Advertisement
Washington Update

Washington Update - July 2012

Federal Watch

House Votes to Repeal Healthcare Law on Heels of Supreme Court Upholding Mandate

In mid-July, Republicans in the Senate were hoping to repeal the Affordable Care Act—as the Republican-controlled House of Representatives did in a 244 to 185 vote on July 11. The House vote came just days after the Supreme Court, in a historic decision, upheld most of President Barack Obama’s healthcare law. In a 5 to 4 vote, the Court ruled that Congress did not overstep its power in requiring most Americans to buy health insurance. The healthcare law still faces legal challenges, but so do efforts to repeal in the Democratic-controlled Senate. According to many pundits, the House vote was a largely symbolic move, an opportunity for Republicans to underscore their opposition as Election Day approaches. The American Geriatrics Society (AGS) continues to follow developments with the law.

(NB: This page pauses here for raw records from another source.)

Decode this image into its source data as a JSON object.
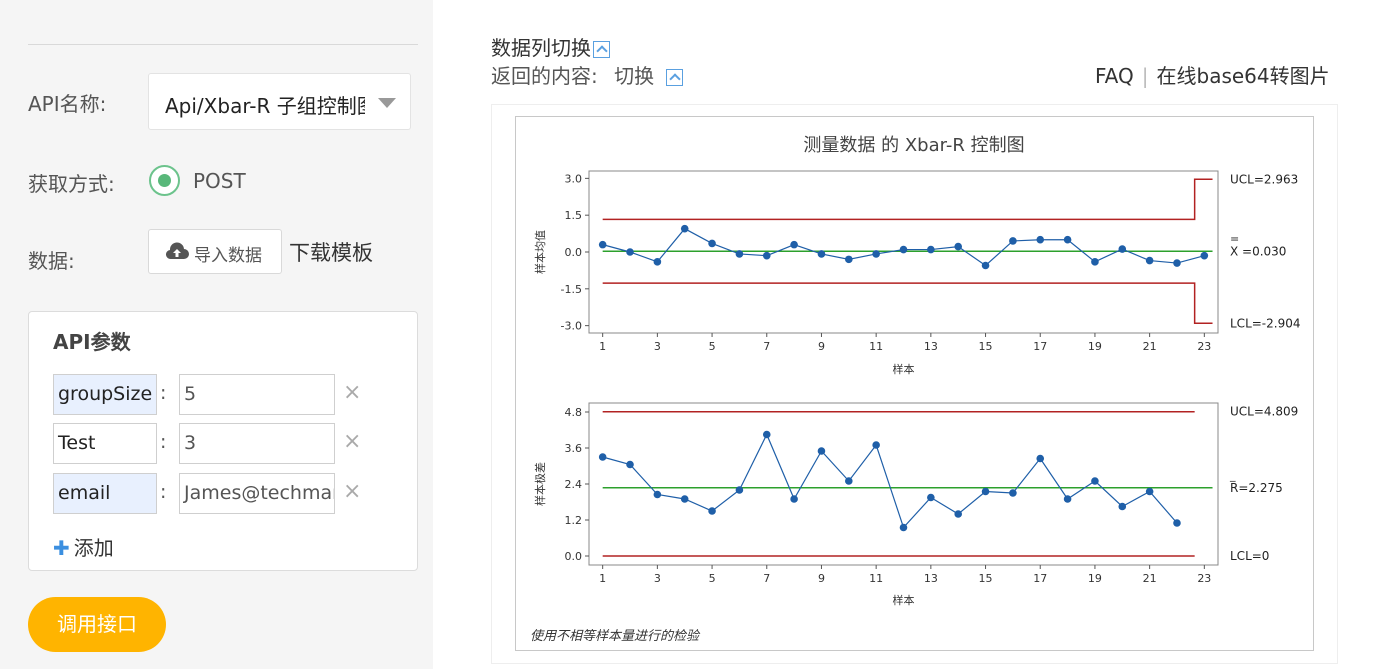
{
  "left": {
    "api_name_label": "API名称:",
    "api_name_value": "Api/Xbar-R 子组控制图",
    "method_label": "获取方式:",
    "method_value": "POST",
    "data_label": "数据:",
    "import_button": "导入数据",
    "download_template": "下载模板",
    "params": {
      "title": "API参数",
      "rows": [
        {
          "key": "groupSize",
          "value": "5",
          "highlight": true
        },
        {
          "key": "Test",
          "value": "3",
          "highlight": false
        },
        {
          "key": "email",
          "value": "James@techmark.com",
          "highlight": true
        }
      ],
      "colon": ":",
      "remove": "×",
      "add_label": "添加",
      "add_icon": "plus-icon"
    },
    "call_button": "调用接口"
  },
  "right": {
    "title": "数据列切换",
    "sub_label": "返回的内容:",
    "sub_value": "切换",
    "faq": "FAQ",
    "separator": "|",
    "base64_link": "在线base64转图片"
  },
  "chart_data": [
    {
      "type": "line",
      "title": "测量数据 的 Xbar-R 控制图",
      "xlabel": "样本",
      "ylabel": "样本均值",
      "x": [
        1,
        2,
        3,
        4,
        5,
        6,
        7,
        8,
        9,
        10,
        11,
        12,
        13,
        14,
        15,
        16,
        17,
        18,
        19,
        20,
        21,
        22,
        23
      ],
      "values": [
        0.3,
        0.0,
        -0.4,
        0.95,
        0.35,
        -0.08,
        -0.15,
        0.3,
        -0.08,
        -0.3,
        -0.08,
        0.1,
        0.1,
        0.22,
        -0.55,
        0.45,
        0.5,
        0.5,
        -0.4,
        0.12,
        -0.35,
        -0.45,
        -0.15
      ],
      "ylim": [
        -3.3,
        3.3
      ],
      "yticks": [
        "3.0",
        "1.5",
        "0.0",
        "-1.5",
        "-3.0"
      ],
      "ytick_values": [
        3.0,
        1.5,
        0.0,
        -1.5,
        -3.0
      ],
      "xticks": [
        "1",
        "3",
        "5",
        "7",
        "9",
        "11",
        "13",
        "15",
        "17",
        "19",
        "21",
        "23"
      ],
      "ucl": 1.33,
      "ucl_last": 2.963,
      "lcl": -1.27,
      "lcl_last": -2.904,
      "center": 0.03,
      "labels": {
        "ucl": "UCL=2.963",
        "center_bar": "=",
        "center": "X =0.030",
        "lcl": "LCL=-2.904"
      },
      "colors": {
        "limit": "#b22222",
        "center": "#2ca02c",
        "series": "#1f5fa8"
      }
    },
    {
      "type": "line",
      "xlabel": "样本",
      "ylabel": "样本极差",
      "x": [
        1,
        2,
        3,
        4,
        5,
        6,
        7,
        8,
        9,
        10,
        11,
        12,
        13,
        14,
        15,
        16,
        17,
        18,
        19,
        20,
        21,
        22
      ],
      "values": [
        3.3,
        3.05,
        2.05,
        1.9,
        1.5,
        2.2,
        4.05,
        1.9,
        3.5,
        2.5,
        3.7,
        0.95,
        1.95,
        1.4,
        2.15,
        2.1,
        3.25,
        1.9,
        2.5,
        1.65,
        2.15,
        1.1
      ],
      "ylim": [
        -0.3,
        5.1
      ],
      "yticks": [
        "4.8",
        "3.6",
        "2.4",
        "1.2",
        "0.0"
      ],
      "ytick_values": [
        4.8,
        3.6,
        2.4,
        1.2,
        0.0
      ],
      "xticks": [
        "1",
        "3",
        "5",
        "7",
        "9",
        "11",
        "13",
        "15",
        "17",
        "19",
        "21",
        "23"
      ],
      "ucl": 4.809,
      "lcl": 0,
      "center": 2.275,
      "labels": {
        "ucl": "UCL=4.809",
        "center_bar": "_",
        "center": "R=2.275",
        "lcl": "LCL=0"
      },
      "colors": {
        "limit": "#b22222",
        "center": "#2ca02c",
        "series": "#1f5fa8"
      },
      "footnote": "使用不相等样本量进行的检验"
    }
  ]
}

Just last month, the Centers for Medicare & Medicaid Services (CMS) announced that the Affordable Care Act had helped 14.3 million Medicare beneficiaries get at least one preventive service at no cost during the first five months of 2012. In 2011, 32.5 million beneficiaries received one or more preventive benefits free of charge. One of the major goals of the Affordable Care Act is to help beneficiaries stay healthy by giving them the tools and services they need to take charge of their health and prevent health problems before they occur. Prior to 2011, Medicare beneficiaries had to pick up part of the cost of many preventive benefits such as cancer screenings. Under the Affordable Care Act, preventive benefits are free of charge, with no deductible or co-pay, so these are no longer a barrier for seniors. The law also added an important new service for people with Medicare—an Annual Wellness Visit with the doctor of their choice—at no cost.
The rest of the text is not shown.